At Café Acadiana in Silverhill, owner Gerald Ardoin worked with an employee to move shelves in a storage area on Tuesday. He said he plans to keep all his workers employed even though it might mean assigning them other jobs, such as cleaning a warehouse.

“We’re making it work,” Ardoin said. “It’s certainly the strangest times that we’ve ever seen. We have a contingency fund that we prepared for a hurricane or a tree falling on the building or something catastrophic that would put me out of business for a few weeks, we have a contingency fund for that to take care of our employees. Now, we’re in it.

He said that, so far, his take-out business is about 60 percent of what he would serve on a typical week. He credited loyal customers for turning out and helping support his and other restaurants. Ardoin also said staffers reported that tips were higher than usual from customers trying to help out.

Even so, he said that he will lose $1,500 to $2,000 a week keeping the restaurant open.

“We can sustain that for a substantial period of time and still survive,” he said and then chuckled. “It’ll break my heart to see that money going away, but that’s business. All of our parents told us to save for a rainy day. This isn’t a rainy day, it’s a stormy day.”

In Daphne, Kravers was also still running. Manager Zach Smith said the restaurant is keeping as many workers as possible, but drive-up business doesn’t employ as many people as are needed for dining inside.

“You might need five, six, eight people in the kitchen, but 30 people serving out front, so it doesn’t work when you’re not dining in,” Smith said.

He said the restaurant is working on options to keep up business.

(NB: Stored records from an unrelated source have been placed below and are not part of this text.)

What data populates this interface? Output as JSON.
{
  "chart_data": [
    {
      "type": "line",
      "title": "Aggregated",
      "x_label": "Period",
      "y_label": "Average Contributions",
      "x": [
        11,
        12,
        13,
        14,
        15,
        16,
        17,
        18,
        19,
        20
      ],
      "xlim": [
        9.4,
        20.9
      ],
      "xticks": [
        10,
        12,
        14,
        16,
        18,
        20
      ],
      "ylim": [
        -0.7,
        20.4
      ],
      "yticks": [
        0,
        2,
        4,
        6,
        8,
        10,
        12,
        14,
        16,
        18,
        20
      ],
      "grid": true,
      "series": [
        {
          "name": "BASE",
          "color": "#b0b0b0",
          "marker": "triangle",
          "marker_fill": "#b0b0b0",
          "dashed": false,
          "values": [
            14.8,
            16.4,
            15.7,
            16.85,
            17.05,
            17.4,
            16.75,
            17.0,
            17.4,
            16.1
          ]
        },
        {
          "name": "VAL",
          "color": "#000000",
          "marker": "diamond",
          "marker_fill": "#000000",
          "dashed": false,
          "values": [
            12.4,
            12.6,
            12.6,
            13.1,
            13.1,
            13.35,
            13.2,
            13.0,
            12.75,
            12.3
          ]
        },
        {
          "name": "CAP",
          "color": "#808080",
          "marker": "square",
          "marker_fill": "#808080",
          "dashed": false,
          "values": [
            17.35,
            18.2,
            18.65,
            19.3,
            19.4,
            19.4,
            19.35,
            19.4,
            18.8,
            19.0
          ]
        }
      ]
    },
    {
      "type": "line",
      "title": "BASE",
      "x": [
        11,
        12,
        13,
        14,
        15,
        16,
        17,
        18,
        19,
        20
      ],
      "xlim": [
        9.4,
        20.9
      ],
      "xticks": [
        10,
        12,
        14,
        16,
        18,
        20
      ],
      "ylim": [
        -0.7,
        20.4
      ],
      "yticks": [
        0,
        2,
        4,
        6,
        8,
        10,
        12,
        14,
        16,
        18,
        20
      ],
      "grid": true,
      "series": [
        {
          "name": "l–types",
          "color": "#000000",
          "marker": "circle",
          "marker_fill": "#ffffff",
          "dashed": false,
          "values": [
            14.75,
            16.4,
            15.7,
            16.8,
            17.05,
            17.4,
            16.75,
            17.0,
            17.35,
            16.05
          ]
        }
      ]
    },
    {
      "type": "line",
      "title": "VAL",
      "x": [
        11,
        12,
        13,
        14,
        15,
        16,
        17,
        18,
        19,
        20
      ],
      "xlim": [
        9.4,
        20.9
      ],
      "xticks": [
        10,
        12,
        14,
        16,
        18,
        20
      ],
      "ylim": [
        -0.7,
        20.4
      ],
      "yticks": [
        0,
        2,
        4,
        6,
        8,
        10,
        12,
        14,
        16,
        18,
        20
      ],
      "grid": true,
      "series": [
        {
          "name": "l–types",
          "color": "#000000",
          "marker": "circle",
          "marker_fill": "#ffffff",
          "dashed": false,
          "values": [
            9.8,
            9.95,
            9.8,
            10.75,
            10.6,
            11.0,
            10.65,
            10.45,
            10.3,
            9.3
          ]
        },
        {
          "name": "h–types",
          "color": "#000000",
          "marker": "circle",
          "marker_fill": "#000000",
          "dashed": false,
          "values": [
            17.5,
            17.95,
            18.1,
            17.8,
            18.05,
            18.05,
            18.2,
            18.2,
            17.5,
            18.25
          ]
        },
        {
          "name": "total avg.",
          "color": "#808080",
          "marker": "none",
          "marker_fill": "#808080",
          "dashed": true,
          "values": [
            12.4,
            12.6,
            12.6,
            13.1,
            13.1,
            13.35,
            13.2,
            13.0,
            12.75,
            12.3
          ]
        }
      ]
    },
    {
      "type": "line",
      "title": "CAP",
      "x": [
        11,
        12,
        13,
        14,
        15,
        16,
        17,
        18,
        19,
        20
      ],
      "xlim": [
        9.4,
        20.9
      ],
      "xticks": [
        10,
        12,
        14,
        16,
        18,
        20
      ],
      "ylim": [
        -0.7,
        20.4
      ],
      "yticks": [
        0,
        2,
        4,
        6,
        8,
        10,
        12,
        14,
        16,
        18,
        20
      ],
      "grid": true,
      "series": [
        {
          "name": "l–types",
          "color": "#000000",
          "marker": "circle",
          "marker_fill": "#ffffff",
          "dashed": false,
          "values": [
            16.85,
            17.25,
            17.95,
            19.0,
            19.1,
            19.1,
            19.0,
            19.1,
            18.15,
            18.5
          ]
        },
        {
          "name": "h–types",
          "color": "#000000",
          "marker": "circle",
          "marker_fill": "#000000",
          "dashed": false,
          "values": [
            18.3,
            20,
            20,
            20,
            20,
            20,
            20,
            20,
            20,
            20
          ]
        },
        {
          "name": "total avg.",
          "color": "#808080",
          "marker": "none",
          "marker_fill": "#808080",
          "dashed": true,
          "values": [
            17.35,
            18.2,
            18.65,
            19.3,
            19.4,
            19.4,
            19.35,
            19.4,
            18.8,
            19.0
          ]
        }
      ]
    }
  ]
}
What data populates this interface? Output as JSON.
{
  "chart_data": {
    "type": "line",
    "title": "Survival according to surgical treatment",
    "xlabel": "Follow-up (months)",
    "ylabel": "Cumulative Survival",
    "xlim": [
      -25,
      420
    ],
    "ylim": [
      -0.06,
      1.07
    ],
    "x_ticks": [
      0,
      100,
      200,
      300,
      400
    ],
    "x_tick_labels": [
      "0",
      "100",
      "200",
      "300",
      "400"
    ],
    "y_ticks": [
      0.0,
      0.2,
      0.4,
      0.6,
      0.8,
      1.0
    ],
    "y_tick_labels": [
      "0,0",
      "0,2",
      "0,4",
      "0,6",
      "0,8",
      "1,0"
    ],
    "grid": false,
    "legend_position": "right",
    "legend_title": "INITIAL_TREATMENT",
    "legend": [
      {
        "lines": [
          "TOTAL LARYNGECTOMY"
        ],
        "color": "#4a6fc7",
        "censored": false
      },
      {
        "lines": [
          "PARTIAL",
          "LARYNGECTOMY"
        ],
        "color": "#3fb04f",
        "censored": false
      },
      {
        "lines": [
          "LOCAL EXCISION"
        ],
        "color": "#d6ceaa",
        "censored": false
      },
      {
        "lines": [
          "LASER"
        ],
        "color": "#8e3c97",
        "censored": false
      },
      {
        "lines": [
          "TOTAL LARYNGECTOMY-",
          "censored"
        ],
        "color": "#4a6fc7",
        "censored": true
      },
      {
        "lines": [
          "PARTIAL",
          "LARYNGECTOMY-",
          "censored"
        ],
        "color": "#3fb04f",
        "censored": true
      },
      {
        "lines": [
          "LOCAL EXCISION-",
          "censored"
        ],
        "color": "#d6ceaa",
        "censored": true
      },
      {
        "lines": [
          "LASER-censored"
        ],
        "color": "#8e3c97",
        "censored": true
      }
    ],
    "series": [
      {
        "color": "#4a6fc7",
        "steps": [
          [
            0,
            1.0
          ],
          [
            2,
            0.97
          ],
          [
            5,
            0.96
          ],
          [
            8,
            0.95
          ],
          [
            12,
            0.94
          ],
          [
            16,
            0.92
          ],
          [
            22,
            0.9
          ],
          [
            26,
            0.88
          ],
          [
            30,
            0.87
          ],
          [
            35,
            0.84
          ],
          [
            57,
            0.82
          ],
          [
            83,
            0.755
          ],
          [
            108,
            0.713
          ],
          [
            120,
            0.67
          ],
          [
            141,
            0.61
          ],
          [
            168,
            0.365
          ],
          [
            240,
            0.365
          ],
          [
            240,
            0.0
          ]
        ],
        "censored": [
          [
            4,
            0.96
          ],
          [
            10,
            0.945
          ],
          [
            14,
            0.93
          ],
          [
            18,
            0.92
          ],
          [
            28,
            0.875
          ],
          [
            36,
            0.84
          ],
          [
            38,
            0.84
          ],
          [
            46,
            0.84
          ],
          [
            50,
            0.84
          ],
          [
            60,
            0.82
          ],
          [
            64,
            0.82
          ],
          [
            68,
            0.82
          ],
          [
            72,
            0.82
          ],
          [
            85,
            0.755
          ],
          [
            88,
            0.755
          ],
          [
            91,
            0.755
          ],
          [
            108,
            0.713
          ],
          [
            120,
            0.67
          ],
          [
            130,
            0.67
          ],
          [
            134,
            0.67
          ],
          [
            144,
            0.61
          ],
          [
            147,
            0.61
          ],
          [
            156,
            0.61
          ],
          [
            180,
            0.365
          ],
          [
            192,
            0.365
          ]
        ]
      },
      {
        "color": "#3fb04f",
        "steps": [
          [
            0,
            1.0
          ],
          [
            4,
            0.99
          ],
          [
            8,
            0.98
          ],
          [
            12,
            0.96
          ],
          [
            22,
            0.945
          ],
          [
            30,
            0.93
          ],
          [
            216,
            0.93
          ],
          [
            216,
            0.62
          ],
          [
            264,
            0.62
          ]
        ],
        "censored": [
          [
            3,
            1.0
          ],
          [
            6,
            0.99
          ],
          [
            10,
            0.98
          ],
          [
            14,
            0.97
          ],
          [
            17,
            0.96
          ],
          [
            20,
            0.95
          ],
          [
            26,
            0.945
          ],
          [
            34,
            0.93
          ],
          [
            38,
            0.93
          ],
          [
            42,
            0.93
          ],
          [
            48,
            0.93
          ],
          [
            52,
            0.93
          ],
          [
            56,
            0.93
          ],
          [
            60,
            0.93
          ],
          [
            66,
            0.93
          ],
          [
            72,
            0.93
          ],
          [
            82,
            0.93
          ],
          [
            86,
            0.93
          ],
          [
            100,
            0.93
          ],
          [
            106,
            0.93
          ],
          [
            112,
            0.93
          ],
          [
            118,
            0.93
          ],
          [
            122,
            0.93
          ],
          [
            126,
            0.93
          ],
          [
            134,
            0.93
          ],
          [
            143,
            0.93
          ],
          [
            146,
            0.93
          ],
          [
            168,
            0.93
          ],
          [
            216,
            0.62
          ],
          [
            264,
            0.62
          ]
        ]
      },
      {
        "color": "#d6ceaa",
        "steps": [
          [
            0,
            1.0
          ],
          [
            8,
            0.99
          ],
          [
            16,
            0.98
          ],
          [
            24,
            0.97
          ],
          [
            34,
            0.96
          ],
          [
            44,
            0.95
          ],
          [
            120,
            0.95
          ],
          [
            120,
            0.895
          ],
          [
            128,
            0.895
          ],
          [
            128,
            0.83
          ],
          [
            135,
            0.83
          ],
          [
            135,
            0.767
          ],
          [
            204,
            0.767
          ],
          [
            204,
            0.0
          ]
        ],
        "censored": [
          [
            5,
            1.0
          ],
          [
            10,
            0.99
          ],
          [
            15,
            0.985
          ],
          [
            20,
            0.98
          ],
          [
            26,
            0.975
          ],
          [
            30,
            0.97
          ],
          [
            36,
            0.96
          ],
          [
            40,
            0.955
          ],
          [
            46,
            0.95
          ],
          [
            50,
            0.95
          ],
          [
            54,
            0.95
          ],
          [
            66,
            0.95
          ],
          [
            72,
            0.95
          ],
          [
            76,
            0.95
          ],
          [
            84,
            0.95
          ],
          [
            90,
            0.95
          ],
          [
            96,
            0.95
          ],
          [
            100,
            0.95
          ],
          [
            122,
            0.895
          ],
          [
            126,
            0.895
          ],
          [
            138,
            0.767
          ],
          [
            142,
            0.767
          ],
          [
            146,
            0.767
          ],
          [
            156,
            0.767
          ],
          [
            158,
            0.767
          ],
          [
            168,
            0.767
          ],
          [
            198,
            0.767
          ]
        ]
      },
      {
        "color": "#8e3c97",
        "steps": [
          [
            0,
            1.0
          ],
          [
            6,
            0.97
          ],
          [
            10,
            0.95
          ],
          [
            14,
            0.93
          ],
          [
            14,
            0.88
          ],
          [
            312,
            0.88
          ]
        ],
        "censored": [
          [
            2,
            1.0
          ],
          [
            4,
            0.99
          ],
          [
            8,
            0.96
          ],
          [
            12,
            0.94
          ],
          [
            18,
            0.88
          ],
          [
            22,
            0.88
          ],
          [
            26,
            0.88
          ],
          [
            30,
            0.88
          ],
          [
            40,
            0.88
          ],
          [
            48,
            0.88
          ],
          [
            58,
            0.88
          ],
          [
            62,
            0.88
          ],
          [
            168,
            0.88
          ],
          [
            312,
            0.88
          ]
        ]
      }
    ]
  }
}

The restaurant, which is known for seafood, is looking at other menu options, such as casseroles, that are suited to being reheated at home. With other people, such as musicians, also put out of work by orders to restrict the size of gatherings, Kravers is also looking at setting up virtual concerts on social media that patrons could support though online donations.

“The owner’s very dedicated to the community and employees,” he said. “We’re going to be hanging in there as long as we can.”

On Fish River, at Big Daddy’s, manager Angi Orlek, said the loss of dine in business forced them to let many employees go in the last week.

“Right now, it’s just me, the owner, Jason Newsom, and a cook,” she said Tuesday. “With no one coming in, we had to let all of our staff go.”

Big Daddy’s will be cutting back operating hours to 11 a.m. to 7 p.m. Thursday through Sunday, she said, until the dining areas can reopen.

She said customers have continued to come in and pick up food, both by car and pulling up to the dock by boat.

“We’ve had a lot of support and that’s what’s helped us,” she said. “We’ll be here as long as we can keep our head above water.”